The morning breeze pressed against his cheek, cooler now, carrying the smell of damp bark. Somewhere upstream, a heron gave a low, hoarse call, the kind that seemed too big for such a thin bird.

His gaze drifted back to his father. Hiroshi had set the kunai aside and was working another knot, the line pulled tight between his fingers. In the slant of light, Aki noticed the pale lines along the back of his father's hands, the ones that disappeared under the rolled cuffs of his shirt. Some were thin, barely a whisper in the skin; others looked older, stubborn, like they'd decided to stay no matter how much time passed.

"Dad?" Aki asked, leaning forward slightly.

Hiroshi hummed in response, not looking up.

"Why do you have so many scars?"

The fingers paused mid-twist. For a heartbeat, only the river spoke. Then Hiroshi glanced at him, a corner of his mouth twitching like he'd almost smiled but changed his mind.

"I was a jōnin," he said, matter-of-fact, as if it explained everything. "Before I started my construction business."

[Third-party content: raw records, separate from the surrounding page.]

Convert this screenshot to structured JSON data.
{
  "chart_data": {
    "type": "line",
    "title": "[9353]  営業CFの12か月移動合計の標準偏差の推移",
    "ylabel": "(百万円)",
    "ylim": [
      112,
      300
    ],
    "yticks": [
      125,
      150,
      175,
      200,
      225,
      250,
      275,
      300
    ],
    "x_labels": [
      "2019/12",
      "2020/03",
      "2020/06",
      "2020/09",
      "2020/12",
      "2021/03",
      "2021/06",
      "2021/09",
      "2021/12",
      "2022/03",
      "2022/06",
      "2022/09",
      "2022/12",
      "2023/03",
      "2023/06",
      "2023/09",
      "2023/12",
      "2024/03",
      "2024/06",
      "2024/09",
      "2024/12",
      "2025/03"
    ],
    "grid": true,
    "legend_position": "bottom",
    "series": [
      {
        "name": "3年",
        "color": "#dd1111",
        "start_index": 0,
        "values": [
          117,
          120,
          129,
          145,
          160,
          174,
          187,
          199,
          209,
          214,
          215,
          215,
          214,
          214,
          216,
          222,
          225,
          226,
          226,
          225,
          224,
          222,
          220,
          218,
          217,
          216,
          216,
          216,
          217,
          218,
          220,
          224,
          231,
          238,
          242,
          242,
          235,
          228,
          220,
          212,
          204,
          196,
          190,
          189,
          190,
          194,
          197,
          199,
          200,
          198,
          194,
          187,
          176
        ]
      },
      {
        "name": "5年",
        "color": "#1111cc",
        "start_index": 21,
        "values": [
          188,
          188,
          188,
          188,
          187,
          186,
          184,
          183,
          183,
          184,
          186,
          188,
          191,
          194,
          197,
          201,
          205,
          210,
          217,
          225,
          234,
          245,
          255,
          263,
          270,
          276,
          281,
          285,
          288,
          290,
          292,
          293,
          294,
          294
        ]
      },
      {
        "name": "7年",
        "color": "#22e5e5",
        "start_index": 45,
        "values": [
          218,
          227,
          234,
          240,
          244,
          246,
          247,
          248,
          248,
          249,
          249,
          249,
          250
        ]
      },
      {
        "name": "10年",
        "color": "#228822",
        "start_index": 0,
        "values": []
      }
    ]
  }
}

The words hung there, steady but heavy, like stones dropped into still water. Aki watched the ripples in his father's expression — there and gone again — and thought about all the things a person might do to earn that many scars.

Aki let the thought roll around in his head. Scars weren't bad, exactly, but on a face they were hard to ignore. He imagined a hundred ways to avoid them — maybe he could wear one of those cloth masks like Kakashi-sensei, the kind that made people guess what you were hiding. Or something heavier, metal, like the ANBU.

Then it struck him — something grand, something impossible to miss.

"Dad," he said suddenly, "I'll wear a metal mask like the ANBU… but with the skull of an oni. Imagine it."

Hiroshi's shoulders lifted once, a quiet breath that might have been a laugh. "It would make you scary," he said, tying the knot with a sharp pull. "Because with your delicate face, I bet even if you had mountains of muscle, you'd still look like a girl."

Aki grinned, unbothered. "Indeed. I am fabulous like that." He flicked his long hair over one shoulder with a practiced flourish — the same little toss his mother used to do without thinking. Hiroshi glanced at him, and for a second, the quiet rumble in his chest sounded suspiciously like amusement.

The river kept whispering between them, as if it too had been listening.